Preoperative: An introductory information form will be filled out, and a lymphedema self-care and exercise booklet will be given. Postoperative: Patients will be applied Progressive Upper Limb Exercises and Muscle Relaxation Training (PULE-MRT), lymphedema upper extremity circumference measurement, and symptom alert model until discharge, and Muscle Relaxation Training will continue until discharge. Post-Discharge: They will be asked to record a diary at home. PULE-MRT will continue until day 15. The 15-day exercise program will continue for up to 3 months. Follow-up will be made by telephone according to the symptom alert model at the 1st, 2nd, and 3rd months, and at the end of the 3rd month, the breast cancer-related lymphedema self-care scale will be administered.

Change from baseline in arm circumference at 1 month. Arm circumference measurement:An increase of 1 cm or more in the circumference of the affected arm compared to the healthy side and an increase of 2 cm or more for late detection of lymphedema indicates the presence of lymphedema.

Change from baseline in arm circumference at 2 month. Arm circumference measurement: An increase of 1 cm or more in the circumference of the affected arm compared to the healthy side and an increase of 2 cm or more for late detection of lymphedema indicates the presence of lymphedema.

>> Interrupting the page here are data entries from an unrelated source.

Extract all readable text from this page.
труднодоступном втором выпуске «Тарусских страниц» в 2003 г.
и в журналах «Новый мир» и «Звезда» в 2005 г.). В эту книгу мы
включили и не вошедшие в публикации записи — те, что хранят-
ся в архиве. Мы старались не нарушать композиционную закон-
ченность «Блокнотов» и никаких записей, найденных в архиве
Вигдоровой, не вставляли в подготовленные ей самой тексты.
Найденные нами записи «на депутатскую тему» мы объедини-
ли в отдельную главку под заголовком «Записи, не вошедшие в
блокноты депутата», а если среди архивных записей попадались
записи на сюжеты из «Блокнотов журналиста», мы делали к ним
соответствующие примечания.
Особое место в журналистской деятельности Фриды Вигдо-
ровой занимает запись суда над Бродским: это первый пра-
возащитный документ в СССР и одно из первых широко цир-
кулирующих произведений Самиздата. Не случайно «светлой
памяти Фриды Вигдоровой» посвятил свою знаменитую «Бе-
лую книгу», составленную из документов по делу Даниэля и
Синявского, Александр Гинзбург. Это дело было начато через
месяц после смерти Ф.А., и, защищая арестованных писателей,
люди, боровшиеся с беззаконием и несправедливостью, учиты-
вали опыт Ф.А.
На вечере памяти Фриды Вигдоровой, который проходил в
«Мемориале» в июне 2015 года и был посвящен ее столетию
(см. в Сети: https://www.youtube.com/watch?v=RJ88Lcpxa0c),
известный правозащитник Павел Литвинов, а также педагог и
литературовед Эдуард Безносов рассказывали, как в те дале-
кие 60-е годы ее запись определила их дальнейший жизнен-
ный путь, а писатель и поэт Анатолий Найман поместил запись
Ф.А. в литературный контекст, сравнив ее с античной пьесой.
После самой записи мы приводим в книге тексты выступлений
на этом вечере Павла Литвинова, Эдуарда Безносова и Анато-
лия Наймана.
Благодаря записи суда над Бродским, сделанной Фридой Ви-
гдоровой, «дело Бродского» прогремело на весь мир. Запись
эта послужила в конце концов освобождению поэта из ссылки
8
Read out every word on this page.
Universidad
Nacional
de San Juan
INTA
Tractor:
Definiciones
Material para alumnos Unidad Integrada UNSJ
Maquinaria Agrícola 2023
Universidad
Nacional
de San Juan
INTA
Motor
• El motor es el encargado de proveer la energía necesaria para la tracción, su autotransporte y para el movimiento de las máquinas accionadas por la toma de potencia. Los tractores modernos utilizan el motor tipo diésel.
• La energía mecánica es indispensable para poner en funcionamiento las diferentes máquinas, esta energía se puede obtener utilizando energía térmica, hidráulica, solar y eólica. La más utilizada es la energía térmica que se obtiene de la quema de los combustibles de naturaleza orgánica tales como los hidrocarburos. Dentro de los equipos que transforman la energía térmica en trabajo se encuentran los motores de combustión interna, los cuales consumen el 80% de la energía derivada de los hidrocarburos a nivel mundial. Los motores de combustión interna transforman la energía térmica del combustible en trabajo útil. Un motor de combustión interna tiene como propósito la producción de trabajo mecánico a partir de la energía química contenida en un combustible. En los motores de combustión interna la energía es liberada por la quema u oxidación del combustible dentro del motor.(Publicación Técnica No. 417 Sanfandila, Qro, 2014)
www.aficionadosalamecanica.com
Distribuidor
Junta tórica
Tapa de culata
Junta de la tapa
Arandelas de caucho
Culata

Change from baseline in arm circumference at 3 month. Arm circumference measurement: An increase of 1 cm or more in the circumference of the affected arm compared to the healthy side and an increase of 2 cm or more for late detection of lymphedema indicates the presence of lymphedema.

Change from baseline in the number of lymphedema symptoms according to the 'Symptom Warning Model For Lymphedema' at 1-month. 'Symptom Warning Model For Lymphedema':The model consists of 17 symptoms and Yes/No response components. Patients with less than 15% of 17 symptoms are defined as low risk, 15-49% at medium risk, and patients with more than 50% symptoms are defined as high risk.

Change from baseline in the number of lymphedema symptoms according to the 'Symptom Warning Model For Lymphedema' at 2-month. 'Symptom Warning Model For Lymphedema':The model consists of 17 symptoms and Yes/No response components. Patients with less than 15% of 17 symptoms are defined as low risk, 15-49% at medium risk, and patients with more than 50% symptoms are defined as high risk.

Change from baseline in the number of lymphedema symptoms according to the 'Symptom Warning Model For Lymphedema' at 3-month. 'Symptom Warning Model For Lymphedema':The model consists of 17 symptoms and Yes/No response components. Patients with less than 15% of 17 symptoms are defined as low risk, 15-49% at medium risk, and patients with more than 50% symptoms are defined as high risk.

The number of participants with a high self-care score according to the 'Breast Cancer-Related Lymphedema Self-Care Scale'. 'Breast Cancer-Related Lymphedema Self-Care Scale': The lowest 31, the highest 124 points are taken from the scale. Higher scores indicate better self-care.

Inclusion Criteria: Female gender, Between 18-65 years old BMI ≤30 kg/m2 Axillary lymph node dissection (removal of at least 2 lymph nodes), No history of cancer other than breast cancer, Does not have any chronic disease (such as diabetes mellitus, hypertension, chronic obstructive pulmonary disease) that prevents exercise No previous diagnosis of lymphedema, Not pregnant or breastfeeding during the study, Individuals who agree to participate in the study will be included in the study. Exclusion Criteria: Total (simple) mastectomy, History of bilateral lymph node dissection, Lymphedema (difference >2 cm with an intact extremity) Individuals who do not agree to participate in the study will not be included in the study.